U.S. Abortion Foes Say Christine Blasey Ford Should Be Heard

Supreme Court nominee Judge Brett Kavanaugh, who is scheduled to appear again before the Senate Judiciary Committee next week, leaves his Chevy Chase, Maryland, home Wednesday. (Win McNamee via Getty Images)
Supreme Court nominee Judge Brett Kavanaugh, who is scheduled to appear again before the Senate Judiciary Committee next week, leaves his Chevy Chase, Maryland, home Wednesday. (Win McNamee via Getty Images)

Judge Brett M. Kavanaugh’s confirmation to the U.S. Supreme Court could give the anti-abortion movement a clear path to dismantle Roe v. Wade, the 1973 decision that legalized abortion nationwide. Professor Christine Blasey Ford’s allegation that Kavanaugh sexually assaulted her when they were high school students has the potential to jeopardize Kavanaugh’s confirmation. But that doesn’t mean all abortion rights foes are entirely dismissing her. HuffPost reached out to members of the movement. Here’s what they had to say:

Jennifer Christie, anti-abortion speaker from Virginia

I became pregnant after a brutal sexual assault by a stranger 4½ years ago. There was not a question of abortion. It didn’t occur to [my husband and me]. Everyone’s telling you you’re crazy, this is a monster’s baby. That’s not the way it feels.

I think there’s a lot of concern — at least in the community that I work with —  that Judge Kavanaugh won’t do anything to overturn Roe v. WadeI’m holding off on judging completely, but I’m cynical.

I don’t think that a woman claiming sexual assault should ever be dismissed. I think Ford needs to be heard. That’s the bottom line. And Kavanaugh also needs to have an opportunity for a fair trial.

We’re always accused of inventing stories or trying to bring people down, so I would never say that about another woman. But also, as the mother of four sons, I worry all it takes is an allegation and their lives are over.

Unfortunately, a lot of people are like, “well, why did Ford wait so many years?” I don’t think that’s a credible argument at all. It’s incredibly difficult for a woman to come forward about something like this.

I’d like to think, as a movement, we are not jumping to side with Kavanaugh or dismissing a woman’s allegation. In my circles, we’re just waiting to see. We want justice to be served.

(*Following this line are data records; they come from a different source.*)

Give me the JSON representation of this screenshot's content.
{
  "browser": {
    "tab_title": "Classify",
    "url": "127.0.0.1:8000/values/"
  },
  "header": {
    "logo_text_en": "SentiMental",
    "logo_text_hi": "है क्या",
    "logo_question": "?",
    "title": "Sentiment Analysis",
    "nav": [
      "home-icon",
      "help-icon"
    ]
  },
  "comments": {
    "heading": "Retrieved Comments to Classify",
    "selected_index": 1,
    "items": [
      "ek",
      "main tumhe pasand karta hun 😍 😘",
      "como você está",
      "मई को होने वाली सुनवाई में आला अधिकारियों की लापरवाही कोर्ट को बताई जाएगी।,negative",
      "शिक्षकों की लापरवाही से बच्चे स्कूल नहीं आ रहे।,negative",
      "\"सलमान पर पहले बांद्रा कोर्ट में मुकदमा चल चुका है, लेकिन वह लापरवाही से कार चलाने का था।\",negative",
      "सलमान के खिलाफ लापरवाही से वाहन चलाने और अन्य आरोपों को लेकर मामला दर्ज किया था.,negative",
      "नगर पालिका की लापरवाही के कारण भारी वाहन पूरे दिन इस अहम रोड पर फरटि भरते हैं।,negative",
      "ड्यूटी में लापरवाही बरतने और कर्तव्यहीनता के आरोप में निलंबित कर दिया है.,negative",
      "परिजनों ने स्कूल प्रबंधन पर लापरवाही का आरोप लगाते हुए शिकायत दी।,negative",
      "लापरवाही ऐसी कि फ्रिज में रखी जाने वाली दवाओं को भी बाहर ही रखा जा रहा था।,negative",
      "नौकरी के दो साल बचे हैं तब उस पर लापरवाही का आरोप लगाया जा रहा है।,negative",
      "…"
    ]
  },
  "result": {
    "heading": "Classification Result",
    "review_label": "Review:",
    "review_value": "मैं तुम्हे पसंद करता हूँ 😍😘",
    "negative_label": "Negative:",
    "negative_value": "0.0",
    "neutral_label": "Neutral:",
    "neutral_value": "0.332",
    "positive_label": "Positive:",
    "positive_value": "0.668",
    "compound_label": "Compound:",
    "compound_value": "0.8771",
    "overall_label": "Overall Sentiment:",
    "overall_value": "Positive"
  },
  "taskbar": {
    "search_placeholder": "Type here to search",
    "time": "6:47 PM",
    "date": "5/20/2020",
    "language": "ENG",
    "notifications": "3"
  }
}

Rebecca Kiessling, president of Save The 1

I believe that she needs to have an opportunity to be heard but disappointed to hear she won’t testify on Monday. [The accuser, who goes by Christine Blasey professionally, said through attorneys that she wants the FBI to investigate before testifying.] I was definitely concerned there could have been a potential for blocking a nomination because of an anonymous allegation. That’s not our system of justice.

I’m torn, because I’ve always said how important it is to give rape victims the benefit of the doubt. My own dear mother was a rape victim. My biological father was never convicted. But, in my situation, my mother told people right away. She told family members, friends, she went to the police, it’s in my adoption records. I know there are situations where women bury it and don’t say anything for years …. I know that’s really, really common.

I feel for women who have held this secret for so many years. It’s not easy. We’ll see what happens during the committee hearing, whether she’ll ultimately be willing to testify. I understand that’s going to be difficult, but you can’t expect to block a Supreme Court nomination with anonymous allegations.